Dahger speaks with another tribe leader from the area, Sheik Ali al-Hatem, who has (like many in Anbar) frequently been in conflict with Sheik Risha (al-Hatem has also had issues with the Iraqi Islamic Party)who notes that each tribe put up their own candidates so you had slates competing against each other as well as competing against IIP. He states that Risha is "sowing rifts among the tribes" and that the violence could become "intratribal": "Ahmed is playing with fire. We will confront him if he acts this way and divides the tribes." al-Hatem doesn't call on al-Maliki to reign in Risha, he calls on the US military to do so. (If that happens, it may take place during today's meet-up in Anbar.)  Sudarsan Raghavan (Washington Post) reports the US Marines are back in "Ramadi in observation roles, patrolling areas from which they had largely withdrawn."  Again, Risha stamps his feet and threatens violence and gets his way. All the people turned away from the polls and refused the right to vote? All Faraj al-Haidari has to offer them is this 'pithy' little comment, "It's not our fault that some people couldn't vote because they are lazy, because they didn't bother to ask where they should vote." Again, they should have ditched the peaceful protest and run around threatening violence -- that's the only way al-Haidari would have listened. Sheik Risha works the commission the way he wants to.

And you need to grasp how ludicrous the claims of Risha, et al are. Now ludicrous doesn't mean that they are false. I believe they are but I don't know that. But reporters do know and did report on the vast number of Iraqis in Baghdad, for example, being refused the right to vote. But that's not being investigated. Risha's drama leads to an investigation. Risha is unhappy that his slate of candidates appear (no vote counts are final yet) to have done poorly. He insists that his candidates should have done better and that voter fraud is responsible for them not doing better. Risha says the ballot boxes were stuffed. Don't worry about whether he's right about that or wrong for a second. Just grasp that is the basis of his assertions. Now note this from Monte Morin and Caesar Ahmed (Los Angeles Times): "Tribal sheiks and their followers here in Ramadi, the provincial capital, and in Fallouja charge that their political rivals gained control of local election offices and stuffed ballot boxes the day after the elections. Election officials reported that 40% of eligible Anbar voters cast ballots, but tribal candidates say the turnout was half that and that the additional votes are false." Less than 40% voted -- according to the people asserting voter fraud, only 20% of registered voters in Anbar bothered to vote.  Do you not see the conflict in the two positions? "We are popular and we should have won!" vs. "They cheated because really only 20% of the registered voters voted!"  If you're argument is that 80% of registered voters stayed home, you can't make the claim that you're popular with voters at the same time. The two positions are in conflict.

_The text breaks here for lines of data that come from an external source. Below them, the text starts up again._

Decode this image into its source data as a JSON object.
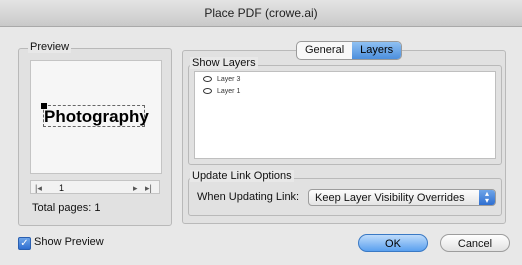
{
  "window": {
    "title": "Place PDF (crowe.ai)"
  },
  "preview": {
    "label": "Preview",
    "thumbnail_text": "Photography",
    "pager": {
      "first": "|◂",
      "prev": "◂",
      "page": "1",
      "next": "▸",
      "last": "▸|"
    },
    "total_pages": "Total pages: 1",
    "show_preview_label": "Show Preview",
    "show_preview_checked": true
  },
  "tabs": [
    {
      "label": "General",
      "active": false
    },
    {
      "label": "Layers",
      "active": true
    }
  ],
  "layers": {
    "label": "Show Layers",
    "items": [
      {
        "name": "Layer 3",
        "icon": "eye-icon"
      },
      {
        "name": "Layer 1",
        "icon": "eye-icon"
      }
    ]
  },
  "update_link": {
    "label": "Update Link Options",
    "field_label": "When Updating Link:",
    "selected": "Keep Layer Visibility Overrides"
  },
  "buttons": {
    "ok": "OK",
    "cancel": "Cancel"
  }
}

Today the commission that did nothing for the Iraqis who peacefully called for their rights appears to have fixed the Anbar results.   Back to Marc Lynch (Foreign Policy):  
The official results in Anbar are sharply different from the reports of the last few days.  The IHEC tally gave the victory to Saleh al-Mutlak's bloc, followed by Abu Risha's Awakenings Bloc, followed by the Islamic Party in third place. This is a surprise. The behavior of the Islamic Party and the Awakenings bloc over the last few days strongly suggests that they had the same information about the preliminary results-- that the Islamic Party had won. This "adjustment" -- if that's what happened -- for now appears to have defused the crisis over the alleged electoral fraud by the Islamic Party and the threats of violence by the Awakenings leaders by denying victory to either of the two main rivals (Abu Risha says that he's happy with the result).  This resolution is very, shall we say, convenient... and, perhaps, a clever solution to the escalating confrontation. I'm sure we'll be hearing more about this soon.. the Islamic Party's website is currently silent on this sudden change in their electoral fortunes.  Where's Nate Silver to analyze the exit poll data when you need him?